Meine Dozentin sagte mir einmal... ´nichts gehört, nichts gesehen, nichts gesagt´. Dass ich dieses Sinnbild der 3 Affen lebe. Die Augen vor dem verschliesse was wichtig ist, was mich betrifft. Die Prioritäten falsch setze, zuviel erwarte von den anderen, und selbst

zu wenig bereit bin zu geben. So vieles gibt es, das mir schwer fällt und das mich belastet. Ich bin an einem Punkt angekommen, an dem es so nicht weitergeht. Vielleicht hilft es ja, all dies aufzuschreiben...
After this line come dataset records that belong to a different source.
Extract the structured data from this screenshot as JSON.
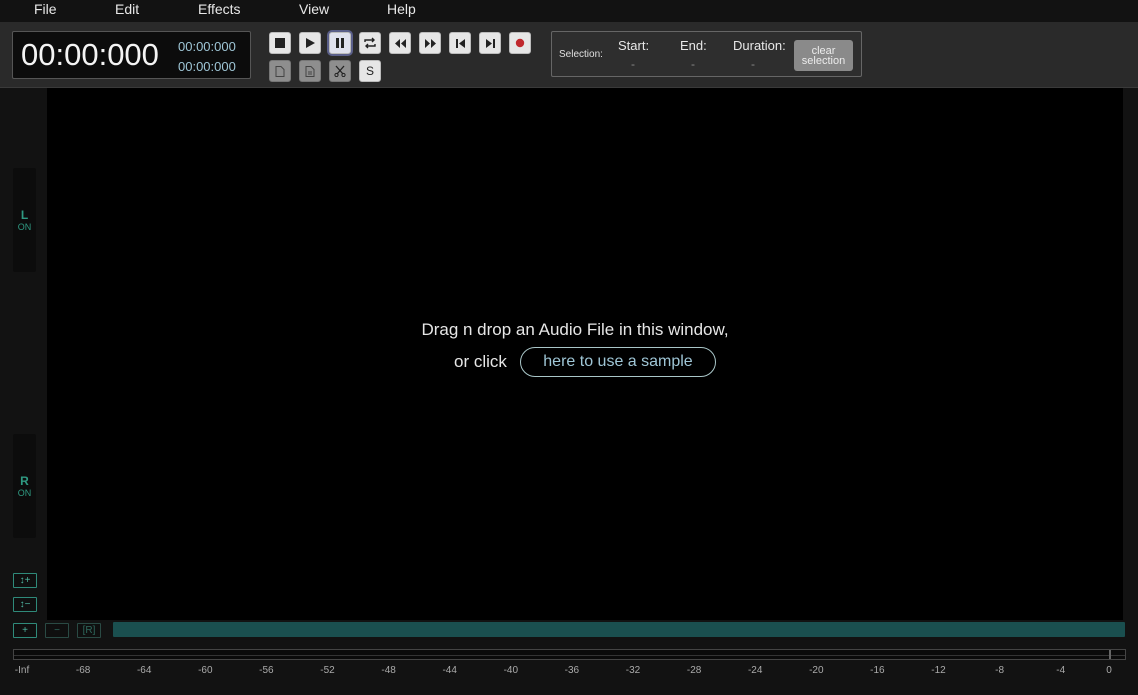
{
  "menu": {
    "items": [
      "File",
      "Edit",
      "Effects",
      "View",
      "Help"
    ]
  },
  "timer": {
    "main": "00:00:000",
    "sub1": "00:00:000",
    "sub2": "00:00:000"
  },
  "transport": {
    "icons": [
      "stop-icon",
      "play-icon",
      "pause-icon",
      "loop-icon",
      "rewind-icon",
      "fast-forward-icon",
      "skip-to-start-icon",
      "skip-to-end-icon",
      "record-icon"
    ],
    "edit_icons": [
      "copy-icon",
      "paste-icon",
      "cut-icon"
    ],
    "silence_label": "S"
  },
  "selection": {
    "label": "Selection:",
    "start_label": "Start:",
    "end_label": "End:",
    "duration_label": "Duration:",
    "start_value": "-",
    "end_value": "-",
    "duration_value": "-",
    "clear_line1": "clear",
    "clear_line2": "selection"
  },
  "channels": {
    "left": {
      "letter": "L",
      "state": "ON"
    },
    "right": {
      "letter": "R",
      "state": "ON"
    }
  },
  "dropzone": {
    "line1": "Drag n drop an Audio File in this window,",
    "or_click": "or click",
    "sample_button": "here to use a sample"
  },
  "zoom": {
    "v_zoom_in": "↕+",
    "v_zoom_out": "↕−",
    "h_zoom_in": "+",
    "h_zoom_out": "−",
    "reset": "[R]"
  },
  "meter": {
    "scale": [
      "-Inf",
      "-68",
      "-64",
      "-60",
      "-56",
      "-52",
      "-48",
      "-44",
      "-40",
      "-36",
      "-32",
      "-28",
      "-24",
      "-20",
      "-16",
      "-12",
      "-8",
      "-4",
      "0"
    ]
  },
  "colors": {
    "accent": "#2f9a82",
    "timer_sub": "#9fc6d6",
    "record": "#c0282d",
    "minimap": "#1a4f4f"
  }
}
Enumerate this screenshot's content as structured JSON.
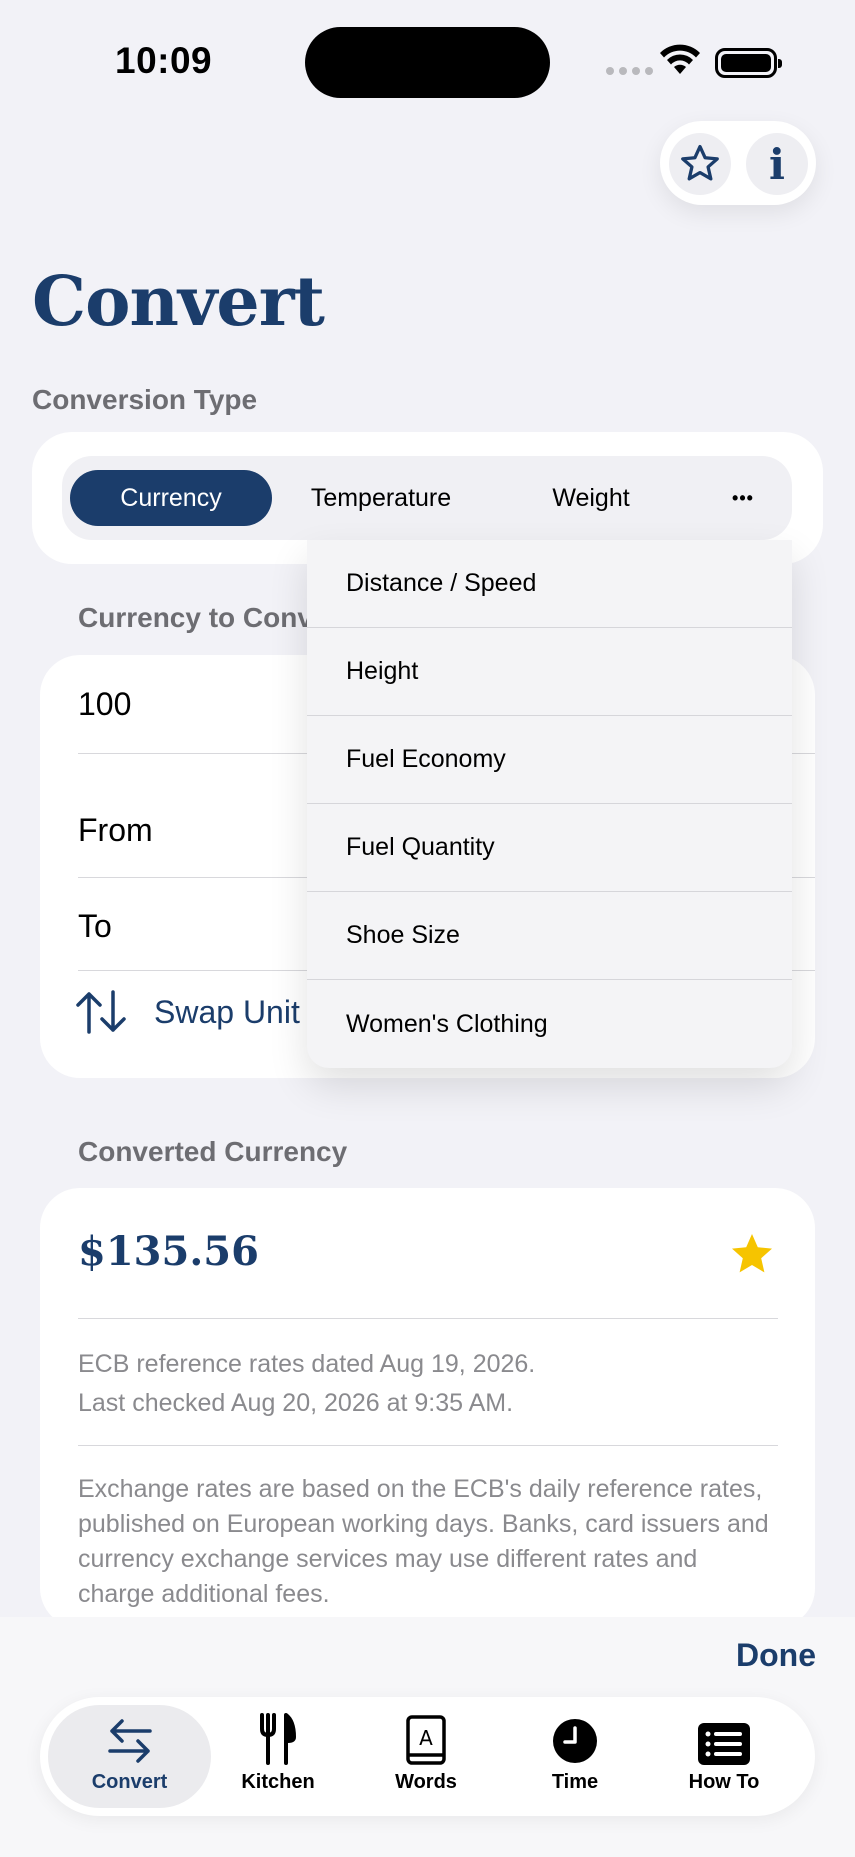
{
  "status_bar": {
    "time": "10:09"
  },
  "title": "Convert",
  "conversion_type": {
    "label": "Conversion Type",
    "segments": [
      "Currency",
      "Temperature",
      "Weight"
    ],
    "more_label": "•••"
  },
  "dropdown": {
    "items": [
      "Distance / Speed",
      "Height",
      "Fuel Economy",
      "Fuel Quantity",
      "Shoe Size",
      "Women's Clothing"
    ]
  },
  "input": {
    "section_label": "Currency to Conv",
    "amount": "100",
    "from_label": "From",
    "to_label": "To",
    "swap_label": "Swap Unit"
  },
  "result": {
    "section_label": "Converted Currency",
    "value": "$135.56",
    "rates_line1": "ECB reference rates dated Aug 19, 2026.",
    "rates_line2": "Last checked Aug 20, 2026 at 9:35 AM.",
    "disclaimer": "Exchange rates are based on the ECB's daily reference rates, published on European working days. Banks, card issuers and currency exchange services may use different rates and charge additional fees."
  },
  "done_label": "Done",
  "tabs": [
    {
      "label": "Convert",
      "icon": "arrows-swap-icon"
    },
    {
      "label": "Kitchen",
      "icon": "fork-knife-icon"
    },
    {
      "label": "Words",
      "icon": "dictionary-icon"
    },
    {
      "label": "Time",
      "icon": "clock-icon"
    },
    {
      "label": "How To",
      "icon": "list-icon"
    }
  ],
  "colors": {
    "accent": "#1b3d6b",
    "favorite": "#f6c400",
    "background": "#f2f2f7"
  }
}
Beginnen möchte ich mit meinem derzeitigen Alltag. Es ist jeden Morgen das gleiche... Der Wecker klingelt, ich schalte ihn aus... um 5.30Uhr, um 6.00Uhr, und um 6.30Uhr, wenn der Wecker zum 3. Mal klingelt, stehe ich auf. Müde bin ich jedes Mal, weil ich viel zu spät ins Bett gehe. Zwischen 24Uhr und 3Uhr morgens. Der Weg zur Uni, in der Strassenbahn höre ich Musik. Nickelback („Saving me“, „far away“. Böhse Onkelz (“Koma”, “ich mache was ich will”, “Erinnerungen”. Diese Lieder begleiten mich auf dem Weg zur Uni. Seid neuestem noch ein Lied von Laith al Deen („ich habs dir nie gesagt“. Sie drücken vieles für mich aus, ich flüchte dann in Tagträume. In der Uni angekommen... betrete ich den Kursraum. Bin eine der ersten, meist sind erst 7-8 andere da. Ich grüsse, doch grüsst nicht jeder zurück. B. in der letzten Reihe lächelt, sie ist meine Sitznachbarin. Ich stelle die Tasche an meinem Platz auf den Tisch und beginne auszuräumen. Einen Bleistift, Füller, Kugelschreiber, einen Collegeblock, und meinen Malblock. Die Skripte für die Vorlesungen habe ich selten dabei, niemals den ganzen Ordner für den jeweiligen Tag. Einen richtigen... Ordner für die Uni habe ich schon lange nicht mehr. Die ganzen Skripte und Arbeitsblätter stapeln sich in meinem Zimmer und in Kartons und auf dem Schreibtisch.

Ich setze mich und packe nun auch mein Trinken aus. Die Tasche stelle ich neben mir auf den Boden. Manchmal rede ich mit B. und M., die links von mir sitzt, ab und zu auch mit I. die neben M. sitzt. Warte darauf das die Vorlesung beginnt. Vorbereitet bin ich nicht, weiss nur so ungefähr welche Vorlesungen heute stattfinden.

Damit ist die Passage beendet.